STUDENTS at Studley High School were given an insight into the horrors of the Holocaust when they welcomed survivor Ernest Simon to the Crooks Lane school.
Mr Simon was an Austrian living in Vienna prior to the Second World War and shared his story of how he came to the UK in 1939 via the Kindertransport to flee the Nazis.
He was just eight years old.
At the time he didn’t realise he was part of an organised rescue effort and was one of the 10,000 children from Germany, Austria, Czechoslovakia, Poland and the Free City of Danzig that the UK offered sanctuary to.
Many of those children Ernest travelled with would never see their families again as they all would perish in the systematic killing of the Jewish people in the Holocaust.

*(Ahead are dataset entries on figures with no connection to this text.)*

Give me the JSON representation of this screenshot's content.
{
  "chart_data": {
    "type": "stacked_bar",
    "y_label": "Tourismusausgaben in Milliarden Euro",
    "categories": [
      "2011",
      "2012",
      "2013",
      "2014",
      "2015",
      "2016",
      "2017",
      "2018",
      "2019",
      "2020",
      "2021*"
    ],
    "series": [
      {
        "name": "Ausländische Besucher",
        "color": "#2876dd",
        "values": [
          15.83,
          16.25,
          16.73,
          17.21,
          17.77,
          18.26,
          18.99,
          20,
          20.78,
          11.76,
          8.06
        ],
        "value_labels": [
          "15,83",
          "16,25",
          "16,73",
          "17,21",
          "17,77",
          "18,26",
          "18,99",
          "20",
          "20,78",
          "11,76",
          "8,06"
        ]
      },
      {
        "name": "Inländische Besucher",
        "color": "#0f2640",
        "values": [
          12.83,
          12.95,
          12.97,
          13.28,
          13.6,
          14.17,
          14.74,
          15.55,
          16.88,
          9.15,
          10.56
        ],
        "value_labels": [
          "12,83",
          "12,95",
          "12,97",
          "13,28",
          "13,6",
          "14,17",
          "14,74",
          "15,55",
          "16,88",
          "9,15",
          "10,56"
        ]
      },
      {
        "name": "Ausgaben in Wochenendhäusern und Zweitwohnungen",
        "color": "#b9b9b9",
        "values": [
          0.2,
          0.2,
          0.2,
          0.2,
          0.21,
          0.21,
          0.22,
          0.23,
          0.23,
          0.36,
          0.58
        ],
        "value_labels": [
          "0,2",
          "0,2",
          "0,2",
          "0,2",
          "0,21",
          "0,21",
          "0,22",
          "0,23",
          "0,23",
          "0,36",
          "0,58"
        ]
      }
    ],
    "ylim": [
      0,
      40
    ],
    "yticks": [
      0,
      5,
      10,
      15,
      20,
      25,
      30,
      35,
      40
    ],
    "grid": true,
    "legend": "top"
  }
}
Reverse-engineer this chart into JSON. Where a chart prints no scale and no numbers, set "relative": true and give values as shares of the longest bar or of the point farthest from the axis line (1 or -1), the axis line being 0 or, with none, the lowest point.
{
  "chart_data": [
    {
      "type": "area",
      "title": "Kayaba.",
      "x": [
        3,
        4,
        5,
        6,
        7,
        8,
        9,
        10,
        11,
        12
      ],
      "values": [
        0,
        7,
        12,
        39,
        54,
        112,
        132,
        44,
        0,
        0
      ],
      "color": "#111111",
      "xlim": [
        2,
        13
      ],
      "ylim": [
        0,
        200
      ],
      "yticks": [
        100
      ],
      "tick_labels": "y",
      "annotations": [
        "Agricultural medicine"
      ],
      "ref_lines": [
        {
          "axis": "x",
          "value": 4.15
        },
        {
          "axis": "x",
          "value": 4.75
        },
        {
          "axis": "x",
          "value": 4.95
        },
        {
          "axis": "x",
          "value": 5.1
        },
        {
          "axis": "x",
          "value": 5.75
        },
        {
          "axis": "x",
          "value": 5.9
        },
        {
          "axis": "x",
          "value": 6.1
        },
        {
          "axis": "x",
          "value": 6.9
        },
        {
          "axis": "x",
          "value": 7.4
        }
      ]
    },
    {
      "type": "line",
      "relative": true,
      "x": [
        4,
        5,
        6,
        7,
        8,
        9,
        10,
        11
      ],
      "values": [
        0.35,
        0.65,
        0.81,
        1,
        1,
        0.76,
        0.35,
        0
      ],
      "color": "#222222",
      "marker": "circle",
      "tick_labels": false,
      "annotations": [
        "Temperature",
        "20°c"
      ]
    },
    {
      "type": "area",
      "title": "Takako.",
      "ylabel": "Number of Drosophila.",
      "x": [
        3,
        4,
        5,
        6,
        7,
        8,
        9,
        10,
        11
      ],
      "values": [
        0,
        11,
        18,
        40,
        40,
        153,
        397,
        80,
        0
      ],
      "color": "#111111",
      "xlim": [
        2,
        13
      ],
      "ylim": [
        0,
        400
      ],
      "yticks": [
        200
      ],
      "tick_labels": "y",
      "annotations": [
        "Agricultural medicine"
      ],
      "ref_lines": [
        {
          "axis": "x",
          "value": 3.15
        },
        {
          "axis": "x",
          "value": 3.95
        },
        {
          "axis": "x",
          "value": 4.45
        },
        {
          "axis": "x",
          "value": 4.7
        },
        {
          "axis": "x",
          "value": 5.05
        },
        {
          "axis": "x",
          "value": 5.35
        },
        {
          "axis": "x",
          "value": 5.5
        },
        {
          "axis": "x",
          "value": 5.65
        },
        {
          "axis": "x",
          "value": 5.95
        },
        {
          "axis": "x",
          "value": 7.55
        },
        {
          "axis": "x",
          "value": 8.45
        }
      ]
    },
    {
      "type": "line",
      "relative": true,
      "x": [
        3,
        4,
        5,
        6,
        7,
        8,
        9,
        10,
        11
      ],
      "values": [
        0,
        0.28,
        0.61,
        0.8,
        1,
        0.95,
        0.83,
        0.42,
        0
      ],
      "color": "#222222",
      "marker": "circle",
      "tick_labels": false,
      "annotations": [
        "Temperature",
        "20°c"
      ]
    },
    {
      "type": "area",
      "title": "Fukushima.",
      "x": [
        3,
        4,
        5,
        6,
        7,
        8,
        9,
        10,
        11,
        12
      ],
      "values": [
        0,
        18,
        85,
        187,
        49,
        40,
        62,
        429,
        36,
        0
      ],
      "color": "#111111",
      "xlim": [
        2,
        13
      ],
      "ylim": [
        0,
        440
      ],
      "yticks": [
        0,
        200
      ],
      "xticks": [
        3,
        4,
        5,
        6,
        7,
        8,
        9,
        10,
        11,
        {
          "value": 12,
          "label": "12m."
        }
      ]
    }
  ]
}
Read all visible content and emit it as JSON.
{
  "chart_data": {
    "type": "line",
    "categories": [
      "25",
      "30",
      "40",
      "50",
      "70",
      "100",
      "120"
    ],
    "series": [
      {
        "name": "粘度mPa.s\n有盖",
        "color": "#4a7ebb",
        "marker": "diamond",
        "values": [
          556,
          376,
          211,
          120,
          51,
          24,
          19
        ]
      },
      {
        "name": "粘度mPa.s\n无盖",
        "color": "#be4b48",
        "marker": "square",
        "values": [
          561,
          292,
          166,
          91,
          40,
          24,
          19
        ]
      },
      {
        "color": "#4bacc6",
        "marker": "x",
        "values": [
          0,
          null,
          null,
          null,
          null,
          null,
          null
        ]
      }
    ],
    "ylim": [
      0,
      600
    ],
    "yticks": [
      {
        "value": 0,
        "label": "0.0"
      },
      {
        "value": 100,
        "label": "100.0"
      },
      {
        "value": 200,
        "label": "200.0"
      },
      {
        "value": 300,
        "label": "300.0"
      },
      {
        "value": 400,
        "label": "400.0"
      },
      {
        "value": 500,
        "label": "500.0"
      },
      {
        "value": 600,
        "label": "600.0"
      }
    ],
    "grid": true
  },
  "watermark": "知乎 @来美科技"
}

Ernest was more fortunate, his parents and brother managed to get out a few months later on domestic permits. However, they could not be together as a family immediately.
Ernest was sent to live with a foster family and his father was interned as an ‘enemy alien’. It was not until 1942 that the family was finally united.
One of his vivid memories, prior to leaving Vienna was stood watching the burning of prayer books and the Torah in the street below.
What he did not know was that he was witnessing Kristallnacht, the infamous evening in November 1938 when Nazis attacked Jewish persons and property.
Mr Simon’s testimony was part of the Holocaust Educational Trust’s Outreach Programme, and it was followed by a question and answer session with the pupils.
Karen Pollock MBE, chief executive of the Holocaust Educational Trust said: “We impart the history of the Holocaust to young people, to ensure we honour the memory of those whose lives were lost and take forward the lessons taught by those who survived.”